Waldorfschule: Keine Angst vor „Führung“

Ein Gespräch mit dem Organisationsberater Harald Jäckel über mehr Mitwirkungsmöglichkeiten an Waldorfschulen, über die Spannung von pädagogischer Arbeit und wirtschaftlicher Verantwortung und über die Spielregeln guter Führung.

Herr Jäckel, die Waldorfschule ist gerade 100 Jahre alt geworden und zu ihrem Selbstverständnis gehört seit jeher das Prinzip der Selbstverwaltung. Diese Idee ist über lange Zeit vor allem so verstanden worden, dass niemand dem Lehrerkollegium von außen hineinreden kann. Zur Schule gehören aber auch Eltern und Schüler. Ist der Gesamtorganismus Schule bei der Selbstverwaltung deutlich genug im Blick?

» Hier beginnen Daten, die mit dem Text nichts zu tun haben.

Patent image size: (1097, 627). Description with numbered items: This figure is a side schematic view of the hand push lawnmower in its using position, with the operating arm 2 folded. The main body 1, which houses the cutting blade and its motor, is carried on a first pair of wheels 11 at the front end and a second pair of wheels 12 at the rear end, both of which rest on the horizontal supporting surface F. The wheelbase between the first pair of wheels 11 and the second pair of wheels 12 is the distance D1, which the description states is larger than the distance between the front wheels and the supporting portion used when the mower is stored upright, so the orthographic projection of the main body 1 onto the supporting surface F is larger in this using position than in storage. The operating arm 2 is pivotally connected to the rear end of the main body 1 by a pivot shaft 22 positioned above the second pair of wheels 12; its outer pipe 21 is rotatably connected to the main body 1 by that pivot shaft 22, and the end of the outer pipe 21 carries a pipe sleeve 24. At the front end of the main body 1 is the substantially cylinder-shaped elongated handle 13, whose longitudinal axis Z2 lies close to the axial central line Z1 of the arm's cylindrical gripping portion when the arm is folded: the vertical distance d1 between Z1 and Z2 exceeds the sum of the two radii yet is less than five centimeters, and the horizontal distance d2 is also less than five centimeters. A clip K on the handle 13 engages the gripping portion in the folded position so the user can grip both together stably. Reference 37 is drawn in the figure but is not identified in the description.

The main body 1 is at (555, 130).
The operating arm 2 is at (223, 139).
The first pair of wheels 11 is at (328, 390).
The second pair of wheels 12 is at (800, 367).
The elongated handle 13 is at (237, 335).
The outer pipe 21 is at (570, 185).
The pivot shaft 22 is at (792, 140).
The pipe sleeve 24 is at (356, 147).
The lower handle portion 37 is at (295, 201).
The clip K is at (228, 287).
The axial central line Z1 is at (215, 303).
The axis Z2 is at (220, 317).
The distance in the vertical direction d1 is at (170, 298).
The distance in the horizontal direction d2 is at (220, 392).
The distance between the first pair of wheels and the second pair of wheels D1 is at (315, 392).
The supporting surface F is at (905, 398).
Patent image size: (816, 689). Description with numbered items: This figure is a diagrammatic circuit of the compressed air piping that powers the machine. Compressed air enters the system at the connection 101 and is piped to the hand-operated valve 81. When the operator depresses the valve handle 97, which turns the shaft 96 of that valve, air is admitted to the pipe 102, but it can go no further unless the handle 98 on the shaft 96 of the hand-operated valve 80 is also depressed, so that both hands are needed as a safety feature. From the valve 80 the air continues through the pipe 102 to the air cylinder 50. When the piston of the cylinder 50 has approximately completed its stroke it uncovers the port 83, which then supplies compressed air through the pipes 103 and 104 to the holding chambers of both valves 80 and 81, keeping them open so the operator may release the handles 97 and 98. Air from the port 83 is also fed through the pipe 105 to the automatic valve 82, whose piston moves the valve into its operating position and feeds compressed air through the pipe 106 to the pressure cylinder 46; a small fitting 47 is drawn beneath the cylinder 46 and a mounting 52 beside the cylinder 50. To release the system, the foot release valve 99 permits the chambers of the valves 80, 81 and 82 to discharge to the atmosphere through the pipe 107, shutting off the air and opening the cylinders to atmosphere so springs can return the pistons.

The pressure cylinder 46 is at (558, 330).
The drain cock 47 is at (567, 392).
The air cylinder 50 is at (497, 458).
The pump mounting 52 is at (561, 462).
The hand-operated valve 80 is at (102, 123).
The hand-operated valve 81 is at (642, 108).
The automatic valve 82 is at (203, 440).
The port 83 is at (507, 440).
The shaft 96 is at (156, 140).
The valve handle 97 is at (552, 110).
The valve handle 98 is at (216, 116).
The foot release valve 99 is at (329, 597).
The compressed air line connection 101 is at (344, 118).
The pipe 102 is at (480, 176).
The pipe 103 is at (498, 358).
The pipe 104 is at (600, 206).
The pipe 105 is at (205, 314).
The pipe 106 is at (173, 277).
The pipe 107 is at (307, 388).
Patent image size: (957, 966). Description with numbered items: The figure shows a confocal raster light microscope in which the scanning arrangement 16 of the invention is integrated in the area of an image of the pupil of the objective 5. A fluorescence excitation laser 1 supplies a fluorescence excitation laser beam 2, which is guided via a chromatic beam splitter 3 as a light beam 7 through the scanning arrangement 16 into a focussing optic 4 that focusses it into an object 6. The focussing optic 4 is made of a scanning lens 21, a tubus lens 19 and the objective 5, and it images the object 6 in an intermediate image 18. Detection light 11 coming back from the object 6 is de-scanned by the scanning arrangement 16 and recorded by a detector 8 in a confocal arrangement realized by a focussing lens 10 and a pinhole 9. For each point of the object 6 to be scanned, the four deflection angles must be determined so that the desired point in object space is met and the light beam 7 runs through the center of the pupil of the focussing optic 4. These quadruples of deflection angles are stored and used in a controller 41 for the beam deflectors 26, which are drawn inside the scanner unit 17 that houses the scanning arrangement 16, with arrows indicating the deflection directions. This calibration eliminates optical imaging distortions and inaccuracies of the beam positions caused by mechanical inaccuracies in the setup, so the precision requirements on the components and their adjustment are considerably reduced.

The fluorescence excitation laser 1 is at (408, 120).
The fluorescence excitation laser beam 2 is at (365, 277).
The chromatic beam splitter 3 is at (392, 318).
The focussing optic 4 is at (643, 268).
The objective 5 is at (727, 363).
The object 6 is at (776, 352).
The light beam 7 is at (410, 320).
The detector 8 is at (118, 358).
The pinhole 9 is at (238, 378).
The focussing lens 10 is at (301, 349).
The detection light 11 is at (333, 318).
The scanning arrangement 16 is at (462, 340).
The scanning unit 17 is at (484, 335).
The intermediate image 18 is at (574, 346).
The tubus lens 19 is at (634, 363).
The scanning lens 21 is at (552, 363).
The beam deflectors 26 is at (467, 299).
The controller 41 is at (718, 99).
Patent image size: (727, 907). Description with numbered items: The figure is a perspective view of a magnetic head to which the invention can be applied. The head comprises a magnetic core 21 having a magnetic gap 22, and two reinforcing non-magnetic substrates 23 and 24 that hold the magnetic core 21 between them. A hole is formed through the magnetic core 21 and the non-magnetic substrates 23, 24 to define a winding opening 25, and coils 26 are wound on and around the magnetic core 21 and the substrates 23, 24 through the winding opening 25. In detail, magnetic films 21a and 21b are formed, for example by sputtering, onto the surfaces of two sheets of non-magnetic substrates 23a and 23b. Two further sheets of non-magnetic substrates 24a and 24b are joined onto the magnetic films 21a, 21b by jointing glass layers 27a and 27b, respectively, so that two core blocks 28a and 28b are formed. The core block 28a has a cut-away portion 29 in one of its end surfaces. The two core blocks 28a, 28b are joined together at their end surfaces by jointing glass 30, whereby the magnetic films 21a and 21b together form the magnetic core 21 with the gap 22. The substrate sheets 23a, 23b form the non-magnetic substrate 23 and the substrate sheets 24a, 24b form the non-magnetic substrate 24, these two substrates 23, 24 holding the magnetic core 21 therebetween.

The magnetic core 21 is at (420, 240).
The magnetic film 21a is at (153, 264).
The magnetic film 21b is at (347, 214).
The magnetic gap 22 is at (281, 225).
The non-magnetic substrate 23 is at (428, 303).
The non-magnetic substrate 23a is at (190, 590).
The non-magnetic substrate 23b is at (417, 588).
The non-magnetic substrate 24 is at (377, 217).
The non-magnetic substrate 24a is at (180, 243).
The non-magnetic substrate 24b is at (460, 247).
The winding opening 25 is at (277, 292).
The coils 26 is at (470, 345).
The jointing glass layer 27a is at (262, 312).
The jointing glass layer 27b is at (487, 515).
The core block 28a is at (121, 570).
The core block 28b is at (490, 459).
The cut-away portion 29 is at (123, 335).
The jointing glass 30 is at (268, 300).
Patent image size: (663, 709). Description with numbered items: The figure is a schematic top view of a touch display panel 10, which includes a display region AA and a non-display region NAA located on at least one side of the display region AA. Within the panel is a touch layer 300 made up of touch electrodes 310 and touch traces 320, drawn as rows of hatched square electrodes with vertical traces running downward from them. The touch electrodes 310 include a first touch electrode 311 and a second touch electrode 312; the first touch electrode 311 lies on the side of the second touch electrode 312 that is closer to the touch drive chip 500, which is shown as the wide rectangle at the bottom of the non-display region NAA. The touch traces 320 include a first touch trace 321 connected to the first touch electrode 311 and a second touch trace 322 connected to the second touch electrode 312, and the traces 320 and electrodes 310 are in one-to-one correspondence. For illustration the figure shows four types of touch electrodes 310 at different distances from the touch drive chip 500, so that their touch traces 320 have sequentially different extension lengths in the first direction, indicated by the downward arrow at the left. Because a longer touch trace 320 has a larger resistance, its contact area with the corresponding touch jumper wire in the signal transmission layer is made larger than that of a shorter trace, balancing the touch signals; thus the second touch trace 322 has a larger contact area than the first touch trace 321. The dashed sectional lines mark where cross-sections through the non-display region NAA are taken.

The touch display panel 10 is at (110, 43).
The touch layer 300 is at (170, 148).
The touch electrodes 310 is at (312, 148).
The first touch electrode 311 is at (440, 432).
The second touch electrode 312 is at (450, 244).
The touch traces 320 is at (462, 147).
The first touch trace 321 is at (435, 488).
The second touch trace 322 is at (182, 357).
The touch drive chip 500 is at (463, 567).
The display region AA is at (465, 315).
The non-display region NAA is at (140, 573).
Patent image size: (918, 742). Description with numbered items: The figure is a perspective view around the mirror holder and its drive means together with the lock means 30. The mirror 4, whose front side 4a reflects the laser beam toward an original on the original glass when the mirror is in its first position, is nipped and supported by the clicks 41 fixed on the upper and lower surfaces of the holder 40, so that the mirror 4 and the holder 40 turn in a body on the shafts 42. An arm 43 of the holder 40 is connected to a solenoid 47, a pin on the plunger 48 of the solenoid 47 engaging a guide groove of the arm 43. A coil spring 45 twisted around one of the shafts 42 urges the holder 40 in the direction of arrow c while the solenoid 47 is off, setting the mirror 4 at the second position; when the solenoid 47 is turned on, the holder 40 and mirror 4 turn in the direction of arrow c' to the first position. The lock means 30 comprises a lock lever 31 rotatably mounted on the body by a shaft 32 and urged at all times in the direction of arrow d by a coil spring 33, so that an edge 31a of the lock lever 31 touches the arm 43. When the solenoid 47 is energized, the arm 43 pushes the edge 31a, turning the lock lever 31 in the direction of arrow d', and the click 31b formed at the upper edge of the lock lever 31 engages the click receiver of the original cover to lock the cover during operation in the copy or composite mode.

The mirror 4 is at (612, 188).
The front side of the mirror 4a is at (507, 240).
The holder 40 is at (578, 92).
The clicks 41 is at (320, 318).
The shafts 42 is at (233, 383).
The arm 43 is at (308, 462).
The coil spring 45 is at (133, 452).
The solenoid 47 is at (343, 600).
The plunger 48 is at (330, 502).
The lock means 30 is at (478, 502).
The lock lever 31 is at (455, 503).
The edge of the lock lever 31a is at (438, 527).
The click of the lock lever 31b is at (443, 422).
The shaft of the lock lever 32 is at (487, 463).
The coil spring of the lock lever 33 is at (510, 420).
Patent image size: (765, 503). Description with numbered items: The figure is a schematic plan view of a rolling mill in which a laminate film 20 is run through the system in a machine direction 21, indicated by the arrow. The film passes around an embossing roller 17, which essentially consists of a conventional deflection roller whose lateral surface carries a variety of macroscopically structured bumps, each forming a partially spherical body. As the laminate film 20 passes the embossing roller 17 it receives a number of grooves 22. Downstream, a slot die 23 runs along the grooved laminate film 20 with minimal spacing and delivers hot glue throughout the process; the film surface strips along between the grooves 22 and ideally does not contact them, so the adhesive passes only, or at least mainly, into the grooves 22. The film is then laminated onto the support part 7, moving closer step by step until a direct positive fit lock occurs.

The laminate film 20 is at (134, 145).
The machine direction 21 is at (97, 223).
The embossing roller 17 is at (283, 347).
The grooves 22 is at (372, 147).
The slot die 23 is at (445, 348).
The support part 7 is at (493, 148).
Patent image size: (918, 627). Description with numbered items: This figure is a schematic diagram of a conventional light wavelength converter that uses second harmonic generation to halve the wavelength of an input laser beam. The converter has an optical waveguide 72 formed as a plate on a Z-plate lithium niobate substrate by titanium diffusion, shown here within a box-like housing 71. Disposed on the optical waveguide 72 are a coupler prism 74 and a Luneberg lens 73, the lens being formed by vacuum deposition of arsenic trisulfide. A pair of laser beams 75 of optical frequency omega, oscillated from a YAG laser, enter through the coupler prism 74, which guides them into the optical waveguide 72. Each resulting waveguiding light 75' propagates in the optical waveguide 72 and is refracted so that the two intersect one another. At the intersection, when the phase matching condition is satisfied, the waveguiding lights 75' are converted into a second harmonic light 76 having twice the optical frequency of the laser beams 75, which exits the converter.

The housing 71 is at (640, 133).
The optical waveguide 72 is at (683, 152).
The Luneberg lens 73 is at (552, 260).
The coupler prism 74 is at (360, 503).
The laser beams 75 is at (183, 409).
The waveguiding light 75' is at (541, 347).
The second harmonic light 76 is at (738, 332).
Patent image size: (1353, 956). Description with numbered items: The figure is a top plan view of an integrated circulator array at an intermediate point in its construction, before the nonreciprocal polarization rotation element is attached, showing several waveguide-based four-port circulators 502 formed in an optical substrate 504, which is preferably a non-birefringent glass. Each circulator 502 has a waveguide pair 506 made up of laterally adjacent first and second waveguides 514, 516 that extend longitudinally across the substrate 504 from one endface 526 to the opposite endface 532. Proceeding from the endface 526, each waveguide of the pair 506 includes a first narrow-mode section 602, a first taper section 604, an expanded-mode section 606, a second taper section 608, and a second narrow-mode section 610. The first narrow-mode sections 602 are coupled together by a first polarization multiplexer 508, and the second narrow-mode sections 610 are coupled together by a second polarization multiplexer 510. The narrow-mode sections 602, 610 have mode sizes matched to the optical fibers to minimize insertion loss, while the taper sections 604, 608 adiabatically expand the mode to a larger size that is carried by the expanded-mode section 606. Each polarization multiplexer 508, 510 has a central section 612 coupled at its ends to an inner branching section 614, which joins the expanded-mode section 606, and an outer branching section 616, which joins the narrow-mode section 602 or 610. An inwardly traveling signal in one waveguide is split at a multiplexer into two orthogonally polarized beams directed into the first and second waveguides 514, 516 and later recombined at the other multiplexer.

Nach meinem Eindruck hat sich die Frage der Schulführung und des Schulmanagements tatsächlich sehr fokussiert auf die Lehrerschaft. Eltern werden im engeren Kreis der Selbstverwaltung meist nur zugelassen, wenn sie den Nachweis erbracht haben, der Waldorfidee mit ihrer spirituellen Substanz sehr nahe zu stehen. Es ist bis heute für Eltern schwer möglich, auch wenn sie konstruktiv und spirituell offen sind, gleichberechtigt mitsprechen zu dürfen. In der Praxis werden oft die Mitwirkungsmöglichkeiten begrenzt unter Berufung auf das Prinzip, dass die Lehrerschaft ihre Schule selbst betreiben und selbstverantwortlich verwalten sollte. Die pädagogische Verantwortung, heißt es oft, müsse allein beim Kollegium liegen.

Sie sagen in Ihrem Buch, diese strenge Trennung von pädagogischer Arbeit und der Schule als Organisation oder Unternehmen sei nicht stimmig. Warum?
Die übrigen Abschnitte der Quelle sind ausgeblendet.